The Perils of Low Self-Worth
In the past, while plagued with a low sense of self-worth, I wore a cloak of desperation, limitation and lack. I grasped on to whatever experience presented itself. It’s was like they were a life raft at the ready to whisk me away from pain. These experiences plugged a hole in my being and stopped me from drowning in my emotions. They medicated my wounded soul, allowing me to feel whole for a brief moment in time. The removal of the rose-coloured glasses unveiled a dysfunctional reality though.

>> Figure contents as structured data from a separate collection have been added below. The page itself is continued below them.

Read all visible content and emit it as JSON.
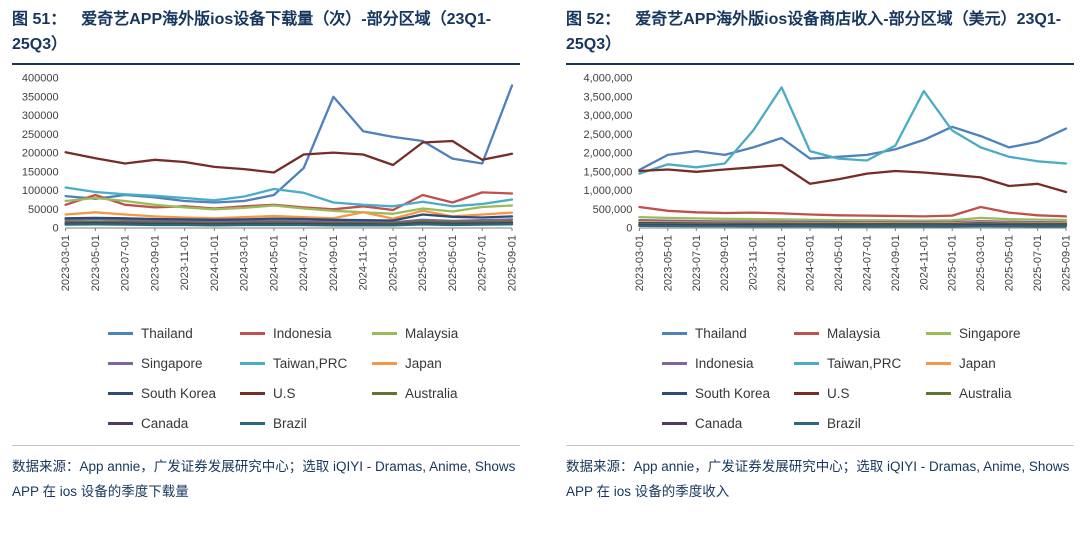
{
  "accent_color": "#17365D",
  "figures": [
    {
      "label": "图 51：",
      "title": "爱奇艺APP海外版ios设备下载量（次）-部分区域（23Q1-25Q3）",
      "source": "数据来源：App annie，广发证券发展研究中心；选取 iQIYI - Dramas, Anime, Shows APP 在 ios 设备的季度下载量"
    },
    {
      "label": "图 52：",
      "title": "爱奇艺APP海外版ios设备商店收入-部分区域（美元）23Q1-25Q3）",
      "source": "数据来源：App annie，广发证券发展研究中心；选取 iQIYI - Dramas, Anime, Shows APP 在 ios 设备的季度收入"
    }
  ],
  "chart_data": [
    {
      "type": "line",
      "title": "图 51： 爱奇艺APP海外版ios设备下载量（次）-部分区域（23Q1-25Q3）",
      "xlabel": "",
      "ylabel": "",
      "grid": false,
      "legend_position": "bottom",
      "ylim": [
        0,
        400000
      ],
      "ytick_values": [
        0,
        50000,
        100000,
        150000,
        200000,
        250000,
        300000,
        350000,
        400000
      ],
      "ytick_labels": [
        "0",
        "50000",
        "100000",
        "150000",
        "200000",
        "250000",
        "300000",
        "350000",
        "400000"
      ],
      "x": [
        "2023-03-01",
        "2023-05-01",
        "2023-07-01",
        "2023-09-01",
        "2023-11-01",
        "2024-01-01",
        "2024-03-01",
        "2024-05-01",
        "2024-07-01",
        "2024-09-01",
        "2024-11-01",
        "2025-01-01",
        "2025-03-01",
        "2025-05-01",
        "2025-07-01",
        "2025-09-01"
      ],
      "series": [
        {
          "name": "Thailand",
          "color": "#4F81BD",
          "values": [
            85000,
            78000,
            88000,
            82000,
            72000,
            68000,
            72000,
            88000,
            160000,
            350000,
            258000,
            243000,
            232000,
            185000,
            172000,
            380000
          ]
        },
        {
          "name": "Indonesia",
          "color": "#C0504D",
          "values": [
            62000,
            88000,
            62000,
            55000,
            58000,
            52000,
            58000,
            62000,
            55000,
            50000,
            58000,
            48000,
            88000,
            68000,
            95000,
            92000
          ]
        },
        {
          "name": "Malaysia",
          "color": "#9BBB59",
          "values": [
            72000,
            80000,
            72000,
            62000,
            55000,
            50000,
            54000,
            60000,
            52000,
            46000,
            42000,
            38000,
            52000,
            44000,
            56000,
            60000
          ]
        },
        {
          "name": "Singapore",
          "color": "#8064A2",
          "values": [
            22000,
            24000,
            22000,
            20000,
            18000,
            17000,
            18000,
            19000,
            18000,
            17000,
            16000,
            15000,
            22000,
            19000,
            21000,
            23000
          ]
        },
        {
          "name": "Taiwan,PRC",
          "color": "#4BACC6",
          "values": [
            108000,
            96000,
            90000,
            86000,
            80000,
            74000,
            84000,
            104000,
            94000,
            68000,
            62000,
            58000,
            70000,
            58000,
            64000,
            76000
          ]
        },
        {
          "name": "Japan",
          "color": "#F79646",
          "values": [
            36000,
            42000,
            36000,
            31000,
            28000,
            26000,
            29000,
            32000,
            29000,
            26000,
            42000,
            25000,
            46000,
            31000,
            36000,
            41000
          ]
        },
        {
          "name": "South Korea",
          "color": "#2C4D75",
          "values": [
            26000,
            27000,
            26000,
            24000,
            23000,
            22000,
            23000,
            25000,
            24000,
            22000,
            21000,
            20000,
            36000,
            30000,
            28000,
            31000
          ]
        },
        {
          "name": "U.S",
          "color": "#772C2A",
          "values": [
            202000,
            186000,
            172000,
            182000,
            176000,
            163000,
            157000,
            148000,
            196000,
            201000,
            196000,
            168000,
            228000,
            232000,
            182000,
            198000
          ]
        },
        {
          "name": "Australia",
          "color": "#5F7530",
          "values": [
            16000,
            17000,
            16000,
            15000,
            14000,
            13000,
            14000,
            15000,
            14000,
            13000,
            13000,
            12000,
            18000,
            15000,
            16000,
            17000
          ]
        },
        {
          "name": "Canada",
          "color": "#4D3B62",
          "values": [
            12000,
            13000,
            12000,
            11000,
            11000,
            10000,
            11000,
            11000,
            11000,
            10000,
            10000,
            9000,
            13000,
            11000,
            12000,
            13000
          ]
        },
        {
          "name": "Brazil",
          "color": "#276A7C",
          "values": [
            9000,
            10000,
            9000,
            8000,
            8000,
            7000,
            8000,
            8000,
            8000,
            7000,
            7000,
            7000,
            10000,
            8000,
            9000,
            10000
          ]
        }
      ]
    },
    {
      "type": "line",
      "title": "图 52： 爱奇艺APP海外版ios设备商店收入-部分区域（美元）23Q1-25Q3）",
      "xlabel": "",
      "ylabel": "",
      "grid": false,
      "legend_position": "bottom",
      "ylim": [
        0,
        4000000
      ],
      "ytick_values": [
        0,
        500000,
        1000000,
        1500000,
        2000000,
        2500000,
        3000000,
        3500000,
        4000000
      ],
      "ytick_labels": [
        "0",
        "500,000",
        "1,000,000",
        "1,500,000",
        "2,000,000",
        "2,500,000",
        "3,000,000",
        "3,500,000",
        "4,000,000"
      ],
      "x": [
        "2023-03-01",
        "2023-05-01",
        "2023-07-01",
        "2023-09-01",
        "2023-11-01",
        "2024-01-01",
        "2024-03-01",
        "2024-05-01",
        "2024-07-01",
        "2024-09-01",
        "2024-11-01",
        "2025-01-01",
        "2025-03-01",
        "2025-05-01",
        "2025-07-01",
        "2025-09-01"
      ],
      "series": [
        {
          "name": "Thailand",
          "color": "#4F81BD",
          "values": [
            1550000,
            1950000,
            2050000,
            1950000,
            2150000,
            2400000,
            1850000,
            1900000,
            1950000,
            2100000,
            2350000,
            2700000,
            2450000,
            2150000,
            2300000,
            2650000
          ]
        },
        {
          "name": "Malaysia",
          "color": "#C0504D",
          "values": [
            560000,
            460000,
            420000,
            400000,
            410000,
            390000,
            360000,
            340000,
            330000,
            320000,
            310000,
            330000,
            560000,
            410000,
            340000,
            310000
          ]
        },
        {
          "name": "Singapore",
          "color": "#9BBB59",
          "values": [
            290000,
            270000,
            255000,
            245000,
            240000,
            230000,
            220000,
            210000,
            205000,
            200000,
            195000,
            205000,
            270000,
            235000,
            225000,
            215000
          ]
        },
        {
          "name": "Indonesia",
          "color": "#8064A2",
          "values": [
            210000,
            195000,
            185000,
            175000,
            175000,
            168000,
            162000,
            158000,
            152000,
            152000,
            148000,
            152000,
            185000,
            165000,
            158000,
            152000
          ]
        },
        {
          "name": "Taiwan,PRC",
          "color": "#4BACC6",
          "values": [
            1450000,
            1700000,
            1620000,
            1720000,
            2600000,
            3750000,
            2050000,
            1850000,
            1800000,
            2200000,
            3650000,
            2600000,
            2150000,
            1900000,
            1780000,
            1720000
          ]
        },
        {
          "name": "Japan",
          "color": "#F79646",
          "values": [
            160000,
            150000,
            145000,
            140000,
            138000,
            135000,
            130000,
            128000,
            125000,
            122000,
            120000,
            125000,
            150000,
            135000,
            128000,
            122000
          ]
        },
        {
          "name": "South Korea",
          "color": "#2C4D75",
          "values": [
            130000,
            125000,
            120000,
            118000,
            115000,
            112000,
            110000,
            108000,
            105000,
            105000,
            102000,
            105000,
            125000,
            112000,
            108000,
            105000
          ]
        },
        {
          "name": "U.S",
          "color": "#772C2A",
          "values": [
            1520000,
            1560000,
            1500000,
            1560000,
            1620000,
            1680000,
            1180000,
            1300000,
            1450000,
            1520000,
            1480000,
            1420000,
            1350000,
            1120000,
            1180000,
            960000
          ]
        },
        {
          "name": "Australia",
          "color": "#5F7530",
          "values": [
            105000,
            100000,
            98000,
            95000,
            92000,
            90000,
            88000,
            86000,
            85000,
            83000,
            82000,
            84000,
            100000,
            90000,
            86000,
            83000
          ]
        },
        {
          "name": "Canada",
          "color": "#4D3B62",
          "values": [
            82000,
            80000,
            78000,
            76000,
            74000,
            72000,
            70000,
            69000,
            68000,
            67000,
            66000,
            68000,
            80000,
            72000,
            69000,
            67000
          ]
        },
        {
          "name": "Brazil",
          "color": "#276A7C",
          "values": [
            55000,
            53000,
            52000,
            50000,
            49000,
            48000,
            47000,
            46000,
            45000,
            45000,
            44000,
            45000,
            52000,
            48000,
            46000,
            45000
          ]
        }
      ]
    }
  ]
}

I still struggle sometimes with dipping my toe into old emotional patterns. I’m increasingly becoming aware of the T-junctions at every turn. I’m asking myself, “how does this experience serve me? How will this opportunity nourish me?” I take note of the feeling. I make choices using this compass. Some of the choices I’ve made in recent months have really surprised me. Previously these situations were imbued with a sense of foreboding. However, in recent times I’ve experienced being more of a free spirit while feeling safe and peaceful.
Bouquets of Blessings
There are always blessings waiting to be revealed behind things that don’t go to plan (or where there are disappointments). And if I sit with the feelings for long enough with an open heart, they reveal themselves like a bouquet, offering me further opportunity for self-love, expansive growth and healing. I just need to take the time and care to listen, feel and be!